Switch to English
Down to Earth Nr. 50, Agustus 2001

ACEH: Gugatan Hukum Terhadap Exxon Mobil atas keterlibatannya dalam pelanggaran HAM di Aceh

Raksasa minyak Amerika Serikat, Exxon Mobil, sekarang ini tengah menghadapi gugatan di pengadilan Amerika atas keterlibatan mereka dalam pelanggaran HAM yang dilakukan tentara Indonesia di Aceh yang kini tercabik-cabik oleh peperangan.

Gugatan terhadap Exxon Mobil diajukan pada tanggal 20 Juni dan menyatakan bahwa perusahaan itu harus bertanggungjawab atas keterlibatannya dalam teror yang dilakukan pihak militer Indonesia di Aceh dengan melakukan pembunuhan massal, penyiksaan, pembunuhan, pemerkosaan dan "penghilangan" paksa tanpa hukum secara sewenang-wenang. Exxon - yang telah menghentikan kegiatan pengolahan gas alam yang menguntungkan pada bulan Maret tahun ini akibat masalah keamanan - mengeluarkan uang bagi pihak keamanan Indonesia guna menjaga fasilitas produksi mereka. Perusahaan itu dituduh telah menyediakan fasilitas gedung yang digunakan pihak militer Indonesia untuk menyiksa penduduk lokal yang dicurigai memiliki hubungan dengan GAM serta peralatan berat perusahaan seperti mesin pengeruk yang digunakan untuk menggali kuburan massal terhadap korban-korban kekerasan militer. (lihat juga DTE  39 dan 40:13).

Gugatan itu menyatakan pula bahwa perusahaan telah membeli perlengkapan militer untuk pasukan keamanan yang bertugas di proyek mereka dan membayar tentara sewaan untuk memberikan nasehat, latihan, intelejen serta perlengkapan militer di wilayah proyek gas. Gugatan itu mengatakan pula bahwa pasukan keamanan Indonesia telah menggunakan dana perusahaan untuk operasi militer yang dirancang untuk menghancurkan perlawanan di Aceh dan meningkatkan kemampuan "untuk melakukan taktik-taktik represif melawan kaum separatis di Aceh."

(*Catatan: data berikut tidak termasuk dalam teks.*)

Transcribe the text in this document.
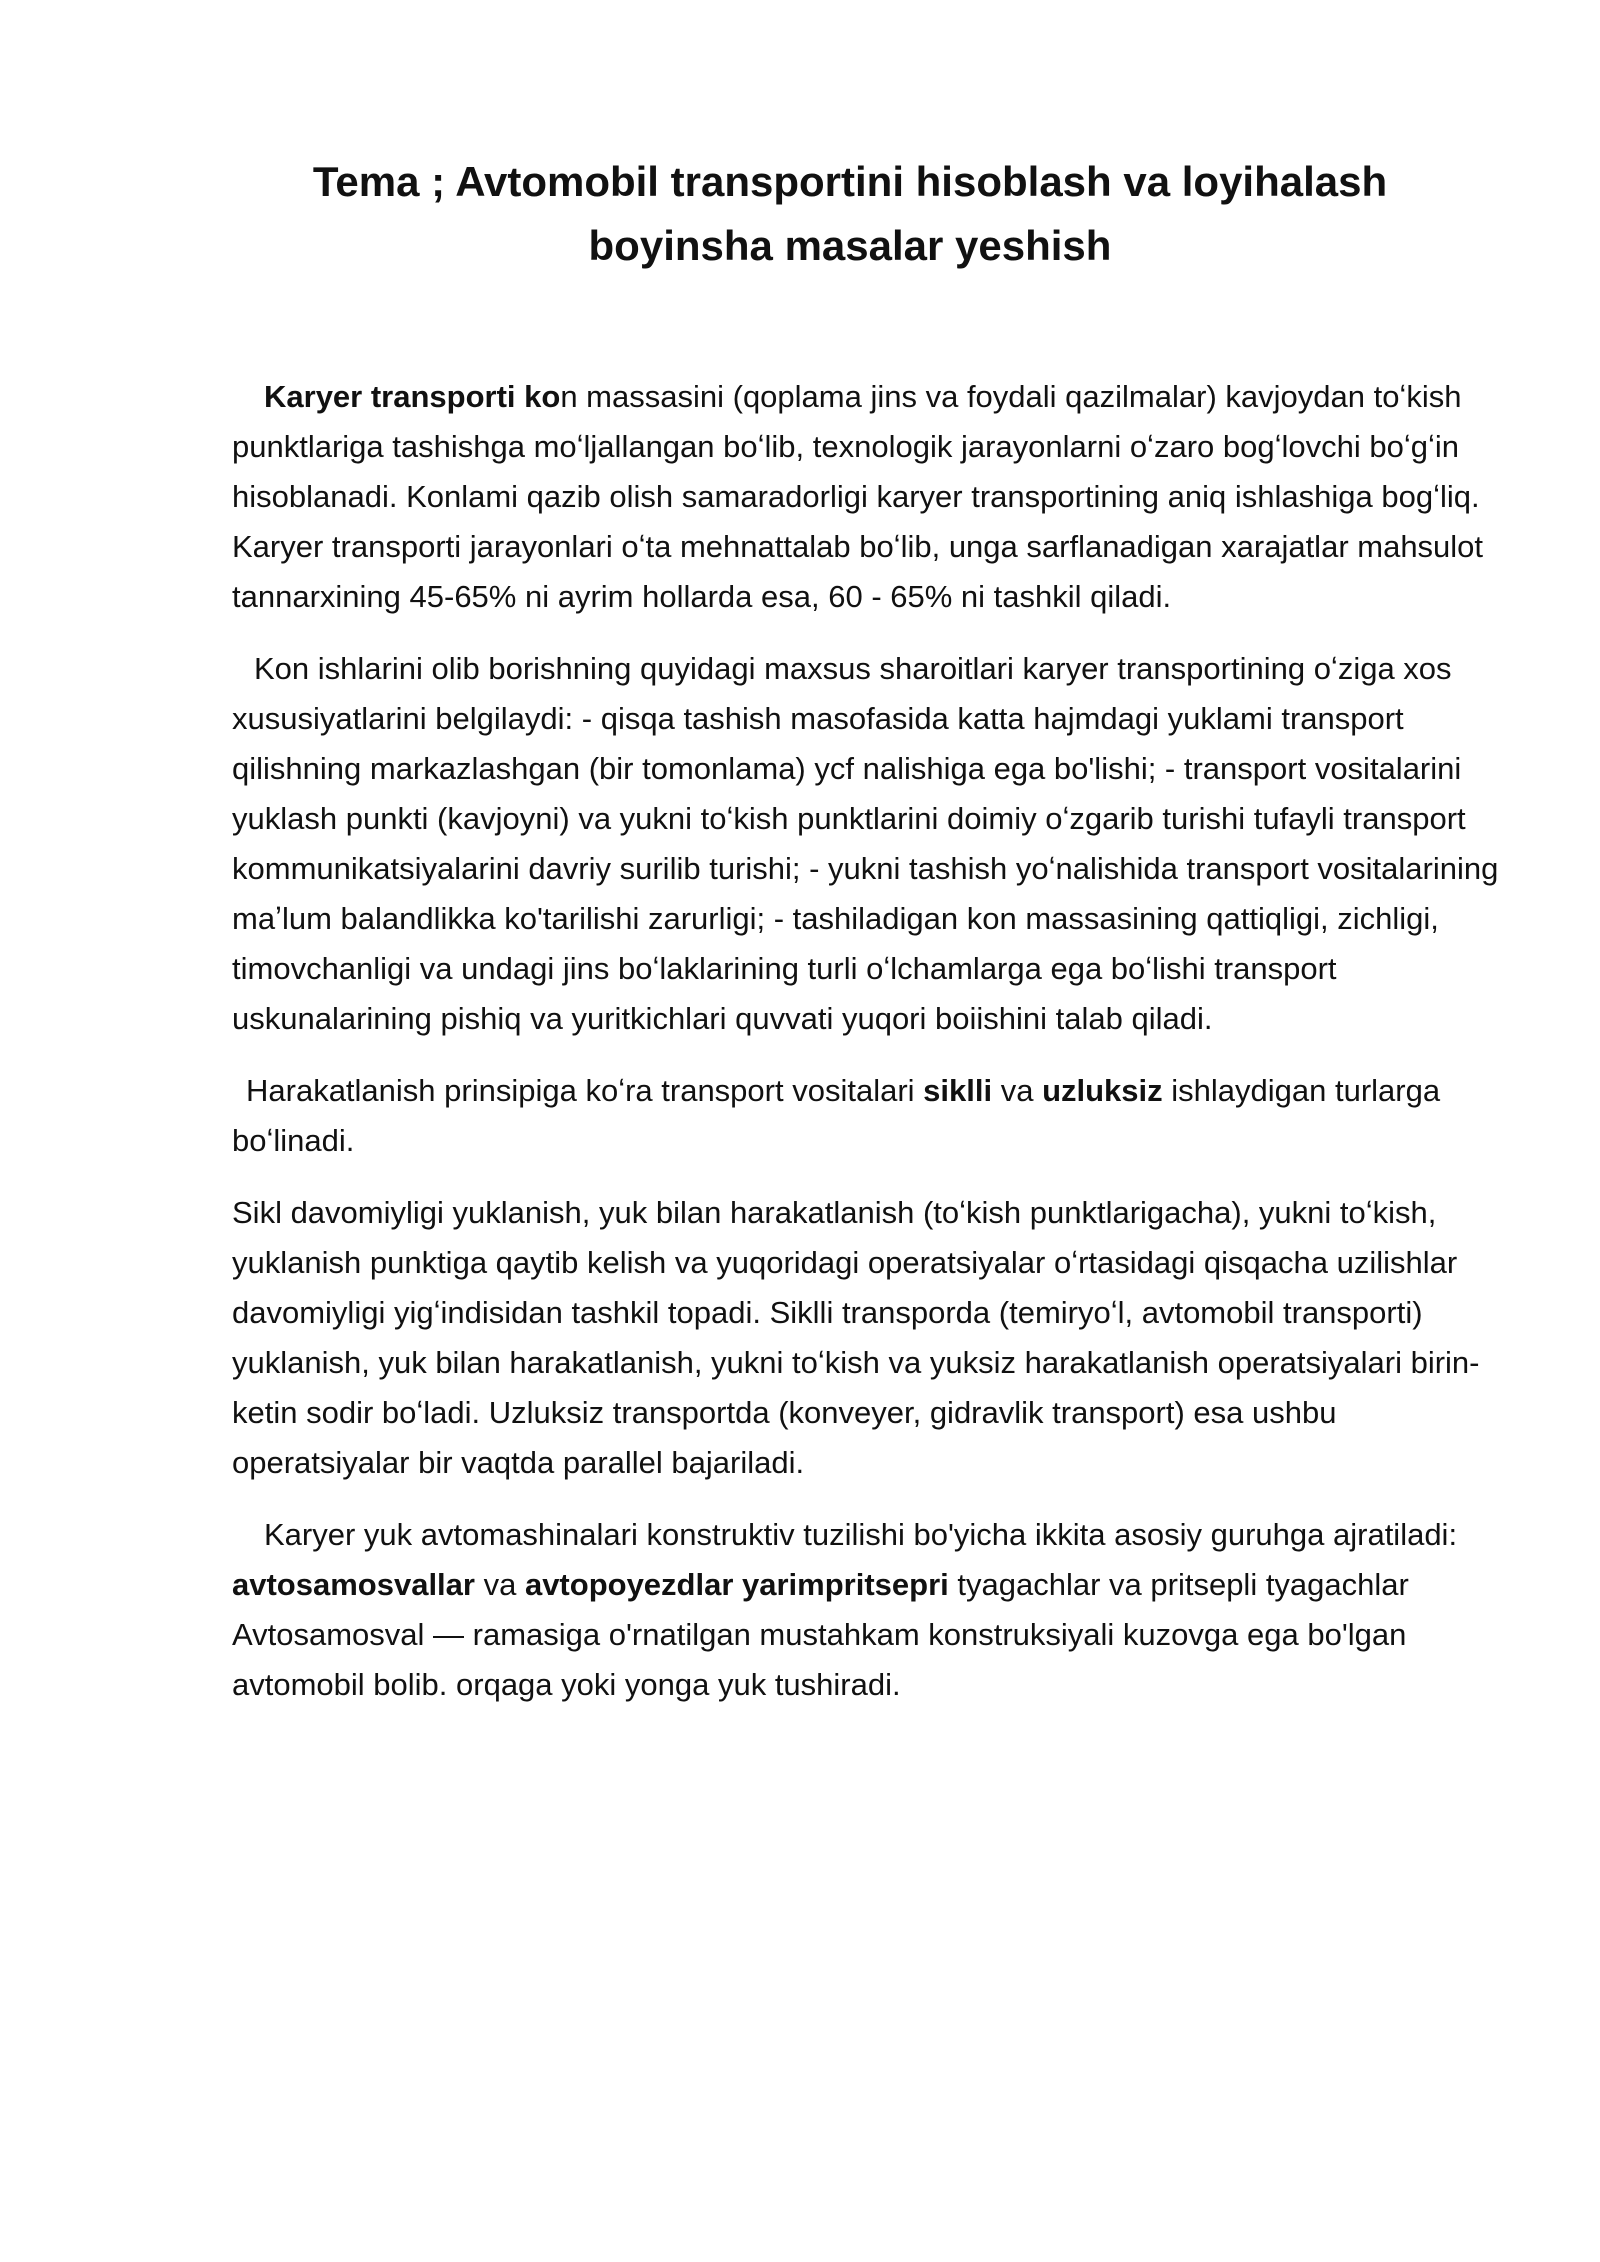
Tema ; Avtomobil transportini hisoblash va loyihalash
boyinsha masalar yeshish

Karyer transporti kon massasini (qoplama jins va foydali qazilmalar) kavjoydan toʻkish punktlariga tashishga moʻljallangan boʻlib, texnologik jarayonlarni oʻzaro bogʻlovchi boʻgʻin hisoblanadi. Konlami qazib olish samaradorligi karyer transportining aniq ishlashiga bogʻliq. Karyer transporti jarayonlari oʻta mehnattalab boʻlib, unga sarflanadigan xarajatlar mahsulot tannarxining 45-65% ni ayrim hollarda esa, 60 - 65% ni tashkil qiladi.

Kon ishlarini olib borishning quyidagi maxsus sharoitlari karyer transportining oʻziga xos xususiyatlarini belgilaydi: - qisqa tashish masofasida katta hajmdagi yuklami transport qilishning markazlashgan (bir tomonlama) ycf nalishiga ega bo'lishi; - transport vositalarini yuklash punkti (kavjoyni) va yukni toʻkish punktlarini doimiy oʻzgarib turishi tufayli transport kommunikatsiyalarini davriy surilib turishi; - yukni tashish yoʻnalishida transport vositalarining maʼlum balandlikka ko'tarilishi zarurligi; - tashiladigan kon massasining qattiqligi, zichligi, timovchanligi va undagi jins boʻlaklarining turli oʻlchamlarga ega boʻlishi transport uskunalarining pishiq va yuritkichlari quvvati yuqori boiishini talab qiladi.

Harakatlanish prinsipiga koʻra transport vositalari siklli va uzluksiz ishlaydigan turlarga boʻlinadi.

Sikl davomiyligi yuklanish, yuk bilan harakatlanish (toʻkish punktlarigacha), yukni toʻkish, yuklanish punktiga qaytib kelish va yuqoridagi operatsiyalar oʻrtasidagi qisqacha uzilishlar davomiyligi yigʻindisidan tashkil topadi. Siklli transporda (temiryoʻl, avtomobil transporti) yuklanish, yuk bilan harakatlanish, yukni toʻkish va yuksiz harakatlanish operatsiyalari birin-ketin sodir boʻladi. Uzluksiz transportda (konveyer, gidravlik transport) esa ushbu operatsiyalar bir vaqtda parallel bajariladi.

Karyer yuk avtomashinalari konstruktiv tuzilishi bo'yicha ikkita asosiy guruhga ajratiladi: avtosamosvallar va avtopoyezdlar yarimpritsepri tyagachlar va pritsepli tyagachlar Avtosamosval — ramasiga o'rnatilgan mustahkam konstruksiyali kuzovga ega bo'lgan avtomobil bolib. orqaga yoki yonga yuk tushiradi.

Gugatan diajukan di pengadilan distrik Columbia, Amerika Serikat oleh organisasi yang berkantor di Washington, International Labor Rights Fund. Tindakan tersebut dilakukan dengan mewakili sebelas penduduk desa Aceh yang namanya dirahasiakan yang mengalami penderitaan langsung akibat tindakan-tindakan pasukan keamanan Indonesia yang bekerja bagi Exxon Mobil dan/atau pengolah gas PT Arun. Peristiwa-peristiwa yang diuraikan penggugat sebagian besar terjadi pada tahun lalu dan sekarang ini. Diceritakan pula bahwa seorang penduduk desa dihardik oleh pasukan yang bertugas di Unit 113 Exxon pada bulan Januari 2001 saat sedang bersepeda menuju pasar setempat untuk menjual sayur. Prajurit-prajurit yang terlibat kemudian menembak lengannya dan melemparkan granat yang diarahkan padanya. Kemudian ia ditinggalkan begitu saja. Beruntung dirinya masih selamat dengan hanya kehilangan lengan kanan dan mata kiri dan beberapa luka-luka. Kisah lainnya yang terjadi pada tahun 2000 diceritakan seorang pria yang mengaku ditangkap dengan tangan terikat dan mata tertutup. Kemudian ia disiksa selama tiga bulan di "Kamp Rancong" yang terkenal kejam. Kamp Rencong adalah sebuah tempat penyiksaan rahasia yang kemudian terbongkar oleh publik berkat upaya yang dilakukan berbagai organisasi di Indonesia pada tahun 1998. Nampaknya, sampai akhir tahun ini tempat tersebut masih digunakan. Menurut uraian dalam gugatan itu, setelah tiga bulan disiksa, pria tersebut dibawa keluar gedung. Kemudian kepadanya diperlihatkan sebuah lubang yang penuh dengan kepala manusia. Para prajurit yang menahannya mengancam akan menambah jumlah kepala di lubang itu dengan kepalanya. Namun beruntung akhirnya ia dibebaskan. Kemudian serombongan pasukan mendatangi tempat tingalnya dan membakarnya.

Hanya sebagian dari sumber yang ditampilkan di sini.